I use 3mm MDF bases, just because I think they look so much better than 2mm. To go with these, I get magnets that are 4mm in diameter and 3mm high. I use a 4mm drill bit – I’m sure someone will notice that I had a drill bit aimed for use on metal, but the rest of my drill bits are in the workshop and it’s cold outside.

MDF bases are MDF bases, buy them from wherever your national supplier is and they’ll be the same as any other. There’s not a huge variation in cost. For the UK I use either Charlie Foxtrot Models or Warbases. Magnets are often widely available at hobby shops but honestly I just hop on ebay. You can pick them up in bulk for very cheap.

I didn’t have the specific base sizes that I wanted “in stock”, so I cut down some other bases I had in my drawer. I wanted some cavalry troop bases (125x50mm), and had plenty of cavalry regiment bases (125x100mm), so cut those in half using my stanley knife and a metal ruler. As always, I changed my knife blade before starting a new project. Dull blades are dangerous!

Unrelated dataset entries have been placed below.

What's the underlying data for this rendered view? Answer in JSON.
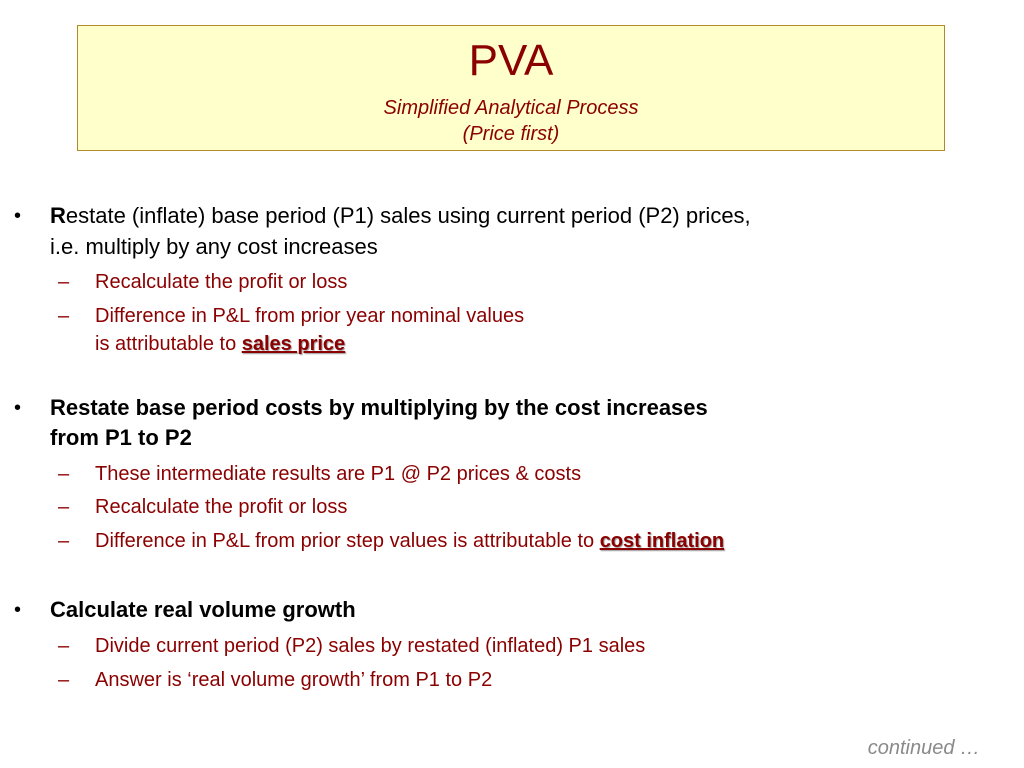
{
  "header": {
    "title": "PVA",
    "subtitle_line1": "Simplified Analytical Process",
    "subtitle_line2": "(Price first)"
  },
  "bullets": [
    {
      "marker": "•",
      "first_letter": "R",
      "line1_rest": "estate (inflate) base period (P1) sales using current period (P2) prices,",
      "line2": "i.e. multiply by any cost increases",
      "subs": [
        {
          "marker": "–",
          "text": "Recalculate the profit or loss"
        },
        {
          "marker": "–",
          "text": "Difference in P&L from prior year nominal values",
          "line2_prefix": "is attributable to ",
          "highlight": "sales price"
        }
      ]
    },
    {
      "marker": "•",
      "line1": "Restate base period costs by multiplying by the cost increases",
      "line2": "from P1 to P2",
      "subs": [
        {
          "marker": "–",
          "text": "These intermediate results are P1 @ P2 prices & costs"
        },
        {
          "marker": "–",
          "text": "Recalculate the profit or loss"
        },
        {
          "marker": "–",
          "text": "Difference in P&L from prior step values is attributable to ",
          "highlight": "cost inflation"
        }
      ]
    },
    {
      "marker": "•",
      "line1": "Calculate real volume growth",
      "subs": [
        {
          "marker": "–",
          "text": "Divide current period (P2) sales by restated (inflated) P1 sales"
        },
        {
          "marker": "–",
          "text": "Answer is ‘real volume growth’ from P1 to P2"
        }
      ]
    }
  ],
  "footer": {
    "text": "continued …"
  },
  "colors": {
    "title": "#8b0000",
    "title_box_bg": "#ffffcc",
    "title_box_border": "#b08a2e",
    "sub_text": "#8b0000",
    "footer": "#8a8a8a"
  }
}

I drilled out holes for the magnets using my drill. No need to be especially careful about where the holes are made, just fairly evenly spread around the base. As to how many magnets per base, it depends on the weight of the models going on it. For a typical plastic or resin regiment, I’d go for 5 magnets in a cross shape while one using metal models would get 7 or even 8. A troop gets 3, individuals get 1. If you’re using metal models or heavy scenic elements then you need to increase the number of magnets.

If you put too many magnets in a base then it’s going to be a pain to separate it from the ferrous sheet and you risk damaging the models when trying to pull the unit out of the box. Too few magnets and the units will slide around and become unstuck too easily. There’s not a hard and fast rule about it, it’s just judgement.

Once the holes have been drilled, the bases are sanded down with the sandpaper to smooth them out. Make sure that the drilled holes are completely clear of all debris.

To stick the magnets in place, first cover the holes with masking tape on one side. Then, flip the bases over and put a drop of superglue in each hole. Press a magnet into each hole. I prefer holding a stick of magnets and pressing the end one in, before sliding the stick to the side leaving a single magnet in place.

It doesn’t matter which polarity the magnets are.

Sometimes the magnets don’t quite sit flush in the holes so you need to force the issue. I use the end of my stanley knife to push them in and ensure they sit flush.

Once the superglue has dried, you can usually peel the masking tape back off, but honestly it’s fine to just build the base with the masking tape facing up.

And that’s it. Magnetised bases. These will hold strongly to any magnetic surface after adding models, even vertically.